A cooperative study of the North Carolina piedmont and mountain aquifer systems has been initiated by the NCDENR - Aquifer Protection Section and the U.S.G.S. NC District. Eight hydrogeologic characterization sites in the piedmont and mountains of North Carolina are in various stages of completion. In the unconfined bedrock aquifer system of the piedmont and mountains, groundwater storage is predominantly in the regolith. The connection between the regolith and bedrock portions of the aquifer is the transition zone. The importance of the transition zone, generally defined as the portion of the aquifer occupied by the lowermost regolith, including the highly fractured upper bedrock surface, is the focus of this talk. Observations of extracted cores and geophysical and hydraulic testing from these sites reveals variations in the transition zone character that appears to be tied to lithologic controls such as rock type, grain size, foliation, and fracturing. Harned and Daniel's (1992) conceptual model hypothesized that the transition zone will serve as a conduit of rapid movement of groundwater and that transition zones are better defined in metamorphic rocks than in massive igneous rocks.
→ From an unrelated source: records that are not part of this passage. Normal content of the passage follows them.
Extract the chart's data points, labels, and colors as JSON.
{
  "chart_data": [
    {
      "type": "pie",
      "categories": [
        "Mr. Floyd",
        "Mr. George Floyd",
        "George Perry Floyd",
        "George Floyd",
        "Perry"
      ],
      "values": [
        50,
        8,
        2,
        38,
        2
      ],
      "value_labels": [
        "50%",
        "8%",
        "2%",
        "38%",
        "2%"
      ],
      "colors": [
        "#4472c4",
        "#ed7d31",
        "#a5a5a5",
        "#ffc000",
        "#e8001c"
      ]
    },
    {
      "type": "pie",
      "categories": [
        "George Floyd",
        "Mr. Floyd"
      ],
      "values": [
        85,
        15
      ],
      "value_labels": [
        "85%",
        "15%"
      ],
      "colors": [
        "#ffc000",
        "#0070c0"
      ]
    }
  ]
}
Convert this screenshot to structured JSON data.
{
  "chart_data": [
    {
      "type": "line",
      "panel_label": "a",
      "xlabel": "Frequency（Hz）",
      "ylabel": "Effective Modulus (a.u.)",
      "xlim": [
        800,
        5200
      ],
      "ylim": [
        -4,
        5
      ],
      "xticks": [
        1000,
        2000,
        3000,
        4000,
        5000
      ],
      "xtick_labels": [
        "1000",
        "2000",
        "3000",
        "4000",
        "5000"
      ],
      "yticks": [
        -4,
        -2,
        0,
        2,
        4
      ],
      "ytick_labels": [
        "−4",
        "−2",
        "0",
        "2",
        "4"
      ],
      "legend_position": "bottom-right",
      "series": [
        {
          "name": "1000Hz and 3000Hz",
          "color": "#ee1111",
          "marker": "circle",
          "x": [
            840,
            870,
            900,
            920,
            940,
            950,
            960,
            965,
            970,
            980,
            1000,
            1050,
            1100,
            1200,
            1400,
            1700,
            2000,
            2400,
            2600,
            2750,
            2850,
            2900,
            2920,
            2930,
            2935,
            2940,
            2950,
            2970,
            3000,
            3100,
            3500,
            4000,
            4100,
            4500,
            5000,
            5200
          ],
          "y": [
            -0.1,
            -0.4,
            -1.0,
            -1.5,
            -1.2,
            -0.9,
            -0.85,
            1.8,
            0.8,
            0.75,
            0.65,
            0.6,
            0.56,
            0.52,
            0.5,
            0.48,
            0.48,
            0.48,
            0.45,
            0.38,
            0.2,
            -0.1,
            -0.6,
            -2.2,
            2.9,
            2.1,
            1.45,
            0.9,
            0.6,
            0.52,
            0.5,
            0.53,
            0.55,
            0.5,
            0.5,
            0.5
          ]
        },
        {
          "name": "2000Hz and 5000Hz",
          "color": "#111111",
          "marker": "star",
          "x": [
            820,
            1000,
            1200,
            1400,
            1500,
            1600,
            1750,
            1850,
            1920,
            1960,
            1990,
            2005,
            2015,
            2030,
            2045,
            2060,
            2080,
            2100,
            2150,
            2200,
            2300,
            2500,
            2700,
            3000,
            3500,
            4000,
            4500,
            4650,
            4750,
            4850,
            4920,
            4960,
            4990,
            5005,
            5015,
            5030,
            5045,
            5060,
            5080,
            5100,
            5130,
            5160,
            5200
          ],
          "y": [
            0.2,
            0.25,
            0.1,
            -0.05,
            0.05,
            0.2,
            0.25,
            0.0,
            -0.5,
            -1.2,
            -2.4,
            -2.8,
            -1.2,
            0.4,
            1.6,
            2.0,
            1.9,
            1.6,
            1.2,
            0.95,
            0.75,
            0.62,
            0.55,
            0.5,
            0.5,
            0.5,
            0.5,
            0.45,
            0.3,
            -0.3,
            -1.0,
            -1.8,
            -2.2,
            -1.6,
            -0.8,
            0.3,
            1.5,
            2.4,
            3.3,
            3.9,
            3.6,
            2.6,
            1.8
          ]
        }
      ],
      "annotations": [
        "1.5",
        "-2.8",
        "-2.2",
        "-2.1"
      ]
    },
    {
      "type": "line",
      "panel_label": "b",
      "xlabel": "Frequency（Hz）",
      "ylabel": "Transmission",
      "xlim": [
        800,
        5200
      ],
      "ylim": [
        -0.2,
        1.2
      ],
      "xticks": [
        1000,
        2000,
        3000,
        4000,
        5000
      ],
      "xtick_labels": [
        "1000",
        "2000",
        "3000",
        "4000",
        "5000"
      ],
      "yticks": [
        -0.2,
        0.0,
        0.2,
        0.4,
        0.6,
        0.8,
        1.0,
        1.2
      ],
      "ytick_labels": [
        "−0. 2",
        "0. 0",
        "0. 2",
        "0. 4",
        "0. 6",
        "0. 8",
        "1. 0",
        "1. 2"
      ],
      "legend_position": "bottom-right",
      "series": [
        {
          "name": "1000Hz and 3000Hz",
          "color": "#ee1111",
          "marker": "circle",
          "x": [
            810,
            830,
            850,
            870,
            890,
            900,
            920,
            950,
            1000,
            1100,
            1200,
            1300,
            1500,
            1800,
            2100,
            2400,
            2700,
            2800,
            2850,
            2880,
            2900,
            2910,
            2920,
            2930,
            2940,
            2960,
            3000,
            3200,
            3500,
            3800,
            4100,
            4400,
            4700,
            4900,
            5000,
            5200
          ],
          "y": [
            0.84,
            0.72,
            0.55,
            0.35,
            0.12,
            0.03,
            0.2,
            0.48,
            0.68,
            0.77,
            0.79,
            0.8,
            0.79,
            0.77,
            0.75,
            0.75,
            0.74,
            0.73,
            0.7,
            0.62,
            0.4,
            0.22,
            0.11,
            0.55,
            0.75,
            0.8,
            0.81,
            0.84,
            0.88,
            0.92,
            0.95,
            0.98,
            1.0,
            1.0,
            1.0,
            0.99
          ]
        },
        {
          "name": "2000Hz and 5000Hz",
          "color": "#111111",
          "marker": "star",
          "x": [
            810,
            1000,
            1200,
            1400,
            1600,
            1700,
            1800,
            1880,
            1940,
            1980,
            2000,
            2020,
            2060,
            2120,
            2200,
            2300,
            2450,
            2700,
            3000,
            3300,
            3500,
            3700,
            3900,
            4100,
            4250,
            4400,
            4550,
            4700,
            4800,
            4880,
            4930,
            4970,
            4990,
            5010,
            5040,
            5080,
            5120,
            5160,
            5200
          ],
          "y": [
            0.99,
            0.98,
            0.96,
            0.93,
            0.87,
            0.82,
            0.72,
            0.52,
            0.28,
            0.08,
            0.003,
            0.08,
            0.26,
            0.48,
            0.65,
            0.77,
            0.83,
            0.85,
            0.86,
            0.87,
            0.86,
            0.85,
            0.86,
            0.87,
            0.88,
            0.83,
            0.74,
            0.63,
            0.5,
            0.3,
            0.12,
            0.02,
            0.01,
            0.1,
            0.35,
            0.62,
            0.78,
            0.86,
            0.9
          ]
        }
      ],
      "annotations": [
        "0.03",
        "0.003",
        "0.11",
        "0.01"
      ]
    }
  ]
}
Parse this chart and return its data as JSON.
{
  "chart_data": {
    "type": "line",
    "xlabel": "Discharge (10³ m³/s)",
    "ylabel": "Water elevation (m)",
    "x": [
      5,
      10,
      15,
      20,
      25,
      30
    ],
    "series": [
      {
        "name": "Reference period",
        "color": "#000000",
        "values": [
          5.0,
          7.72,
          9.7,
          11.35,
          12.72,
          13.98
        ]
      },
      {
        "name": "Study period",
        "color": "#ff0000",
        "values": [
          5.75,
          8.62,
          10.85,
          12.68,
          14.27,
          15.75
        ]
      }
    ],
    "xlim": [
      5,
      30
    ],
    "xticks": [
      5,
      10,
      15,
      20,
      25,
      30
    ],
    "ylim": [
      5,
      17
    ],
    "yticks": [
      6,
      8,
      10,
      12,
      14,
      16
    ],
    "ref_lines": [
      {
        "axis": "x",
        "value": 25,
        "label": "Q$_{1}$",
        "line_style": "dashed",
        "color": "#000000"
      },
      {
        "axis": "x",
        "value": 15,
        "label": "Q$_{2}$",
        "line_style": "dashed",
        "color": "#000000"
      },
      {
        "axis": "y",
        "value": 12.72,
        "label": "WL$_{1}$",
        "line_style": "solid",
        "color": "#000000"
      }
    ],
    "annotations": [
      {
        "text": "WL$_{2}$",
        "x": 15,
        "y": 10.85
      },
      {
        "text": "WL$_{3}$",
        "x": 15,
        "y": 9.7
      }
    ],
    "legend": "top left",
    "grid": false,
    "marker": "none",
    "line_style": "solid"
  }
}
Our observations generally support these hypotheses; however, significant variability is observed in transition zone characteristics on site and across the region. The range of variability and degree of communication across the transition zone at each of these sites emphasizes the need for adequate hydrogeologic assessments of the subsurface prior to the development of permitted facilities, corrective action plans, groundwater resource development or any other human activity that requires an understanding of groundwater transport or availability. Best practice scenarios will be examined to illustrate how transition zone variability can affect project outcomes. It is often observed that geological and hydrogeological assessments submitted to regulatory agencies as partial fulfillments of required environmental regulations are rote and tend to rely on broad generalizations that may overlook important site-specific conditions.